The SEC will still point to the Howey Test. Further, as stated in recent speeches by Hinman and others, the SEC seems to be focused not only on the utility of any tokens (i.e., they can be used on the platform for which they were created), but also on decentralization (that the efforts of the promoters are no longer required to maintain the value/utility of the tokens/platform).
However, the court in this case looked at the investment of money prong differently than has historically been the case. Normally, the investment of money prong is assumed with little analysis as any consideration is considered “money” for purposes of the test. But this case looked at the investment not from the purchaser’s subjective intent when committing funds, but instead based the analysis on what was offered to prospective purchasers and what information they relied on. So, issuers are well advised to be very careful in how they advertise an offering.
Further, the expectation of profits prong wasn’t met because, according to Blockvest, these were just test investors. So, it wasn’t clear these folks invested for a profit. The tokens were never even used or sold outside the platform.
Where does the Ninth Circuit sit in regards to what is a security?
The Ninth Circuit follows the Howey Test.
However, the common enterprise element has received extensive and varied analysis in the federal circuit courts. For example, while all circuits accept “horizontal” commonality as satisfying the common enterprise prong of the Howey Test, a minority of circuits (including the ninth) also accept “vertical” commonality in this analysis.
Horizontal commonality involves the pooling of assets, profits and risks in a unitary enterprise, while vertical commonality requires that profits of investors be “interwoven with and dependent upon the efforts and success of those seeking the investment or of third parties” (narrow verticality), or “that the well-being of all investors be dependent upon the promoter’s expertise” (broad commonality). SEC v. SG Ltd., 265 F.3d 42, 49 (1st Cir. 2001).
The Ninth Circuit is the only one to accept the narrow vertical approach (though it also accepts horizontal commonality), which finds a common enterprise if there is a correlation between the fortunes of an investor and a promoter.” Sec. & Exch. Comm’n v. Eurobond Exchange, Ltd., 13 F.3d 1334, 1339 (9th Cir., 1994). Under this approach a common enterprise is a venture “in which the ‘fortunes of the investor are interwoven with and dependent upon the efforts and success of those seeking the investment….'” Investors’ funds need not be pooled; rather the fortunes of the investors must be linked with those of the promoters, which suffices to establish vertical commonality. So, a common enterprise exists if a direct correlation has been established between success or failure of the promoter’s efforts and success or failure of the investment.
Which Federal Circuits might offer an equal or even bigger split with the SEC?
I wouldn’t really say that any courts split with the SEC as the SEC’s decisions take precedent over any decisions of those courts.

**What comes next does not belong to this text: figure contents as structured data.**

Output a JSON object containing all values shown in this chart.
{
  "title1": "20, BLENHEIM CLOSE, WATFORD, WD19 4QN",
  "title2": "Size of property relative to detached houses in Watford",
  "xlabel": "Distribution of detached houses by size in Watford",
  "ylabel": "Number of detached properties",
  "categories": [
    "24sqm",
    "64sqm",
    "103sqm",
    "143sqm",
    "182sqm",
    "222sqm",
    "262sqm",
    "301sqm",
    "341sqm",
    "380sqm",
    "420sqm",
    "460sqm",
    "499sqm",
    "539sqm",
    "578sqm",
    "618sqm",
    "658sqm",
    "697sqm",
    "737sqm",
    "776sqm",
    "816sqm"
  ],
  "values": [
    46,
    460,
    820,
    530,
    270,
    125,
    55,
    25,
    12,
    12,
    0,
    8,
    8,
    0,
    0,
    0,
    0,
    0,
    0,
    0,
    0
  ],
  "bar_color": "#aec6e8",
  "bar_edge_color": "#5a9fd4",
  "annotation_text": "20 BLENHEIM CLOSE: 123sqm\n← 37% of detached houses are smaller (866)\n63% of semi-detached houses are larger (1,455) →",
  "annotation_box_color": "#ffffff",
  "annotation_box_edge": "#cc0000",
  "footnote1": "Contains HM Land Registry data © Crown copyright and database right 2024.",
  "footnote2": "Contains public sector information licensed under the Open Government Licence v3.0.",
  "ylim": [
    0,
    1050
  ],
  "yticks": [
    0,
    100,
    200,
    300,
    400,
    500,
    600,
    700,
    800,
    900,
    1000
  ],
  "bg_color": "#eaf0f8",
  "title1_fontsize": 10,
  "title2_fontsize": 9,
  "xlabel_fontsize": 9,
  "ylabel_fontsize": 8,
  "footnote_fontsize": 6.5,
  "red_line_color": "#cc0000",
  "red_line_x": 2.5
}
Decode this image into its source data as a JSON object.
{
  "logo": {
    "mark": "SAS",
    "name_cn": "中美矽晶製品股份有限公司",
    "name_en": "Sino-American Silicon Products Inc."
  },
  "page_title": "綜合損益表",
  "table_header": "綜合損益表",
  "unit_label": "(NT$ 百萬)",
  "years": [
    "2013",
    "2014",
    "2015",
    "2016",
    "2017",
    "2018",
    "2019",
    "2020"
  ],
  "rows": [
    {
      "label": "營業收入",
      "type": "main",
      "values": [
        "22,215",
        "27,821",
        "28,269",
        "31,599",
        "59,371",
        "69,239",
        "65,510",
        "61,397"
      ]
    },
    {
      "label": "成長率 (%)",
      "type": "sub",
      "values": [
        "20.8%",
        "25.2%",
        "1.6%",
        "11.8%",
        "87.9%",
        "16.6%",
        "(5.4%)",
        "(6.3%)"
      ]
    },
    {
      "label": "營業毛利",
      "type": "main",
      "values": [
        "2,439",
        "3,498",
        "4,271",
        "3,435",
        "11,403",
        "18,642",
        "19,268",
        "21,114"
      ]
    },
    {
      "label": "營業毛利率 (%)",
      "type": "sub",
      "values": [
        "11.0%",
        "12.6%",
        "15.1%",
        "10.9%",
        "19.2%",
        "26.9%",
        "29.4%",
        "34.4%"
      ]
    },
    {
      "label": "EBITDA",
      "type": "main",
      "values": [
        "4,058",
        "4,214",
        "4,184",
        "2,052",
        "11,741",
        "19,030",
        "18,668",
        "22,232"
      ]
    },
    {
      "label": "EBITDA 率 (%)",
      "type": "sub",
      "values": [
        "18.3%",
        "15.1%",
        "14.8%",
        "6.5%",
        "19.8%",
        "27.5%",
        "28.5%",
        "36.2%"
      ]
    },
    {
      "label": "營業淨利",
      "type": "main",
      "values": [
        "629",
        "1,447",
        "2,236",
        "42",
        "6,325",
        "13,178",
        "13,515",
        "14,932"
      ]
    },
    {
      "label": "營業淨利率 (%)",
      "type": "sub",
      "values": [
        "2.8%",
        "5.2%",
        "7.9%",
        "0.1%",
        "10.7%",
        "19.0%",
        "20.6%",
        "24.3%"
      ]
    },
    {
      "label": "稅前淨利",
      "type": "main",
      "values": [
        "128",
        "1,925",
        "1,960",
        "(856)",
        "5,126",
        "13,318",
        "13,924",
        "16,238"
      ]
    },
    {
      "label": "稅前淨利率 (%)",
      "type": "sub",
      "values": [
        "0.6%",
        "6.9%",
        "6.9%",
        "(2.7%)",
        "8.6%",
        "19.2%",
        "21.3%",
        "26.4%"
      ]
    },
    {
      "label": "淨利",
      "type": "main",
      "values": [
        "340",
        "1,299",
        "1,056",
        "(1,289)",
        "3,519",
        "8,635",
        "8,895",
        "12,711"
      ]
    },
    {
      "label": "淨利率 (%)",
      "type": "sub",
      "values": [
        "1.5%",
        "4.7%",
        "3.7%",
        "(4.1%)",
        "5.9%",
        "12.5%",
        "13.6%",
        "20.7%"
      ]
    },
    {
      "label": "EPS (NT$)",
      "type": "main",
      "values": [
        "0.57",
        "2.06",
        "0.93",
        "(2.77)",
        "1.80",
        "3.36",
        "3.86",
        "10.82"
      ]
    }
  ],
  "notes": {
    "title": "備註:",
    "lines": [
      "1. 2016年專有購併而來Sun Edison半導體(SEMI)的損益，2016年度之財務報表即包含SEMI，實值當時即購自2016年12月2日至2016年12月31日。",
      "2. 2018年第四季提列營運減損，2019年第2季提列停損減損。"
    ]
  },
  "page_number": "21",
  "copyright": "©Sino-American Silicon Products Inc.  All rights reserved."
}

However, there is a split among the circuits as described above with respect to what type of commonality is sufficient to find a common enterprise.
What impact could the outcome of this case have on ICOs at large?
This case may embolden companies who have already conducted ICOs to push back on any SEC actions that they might not otherwise fight as it shows that the SEC will always have to meet the burden of proving all factors of the Howey Test are met before the SEC has jurisdiction over the offering in the first place.
Has the Supreme Court addressed anything crypto, crypto related, or analogous?
The only case I know of where the Supreme court has addressed crypto currencies is Wisconsin Central Ltd. v. United States.
That was a case about whether stock counts as “money remuneration”. The dissent in that case talked about how our concept of money has changed over time and said that perhaps “one day employees will be paid in bitcoin or some other type of cryptocurrency.” This goes against the IRS’s position that cryptocurrencies are property and should be taxed as such. But, it was just a passing comment in the dissent. So, it has no precedential value. But, it may embolden someone to fight the IRS’s position.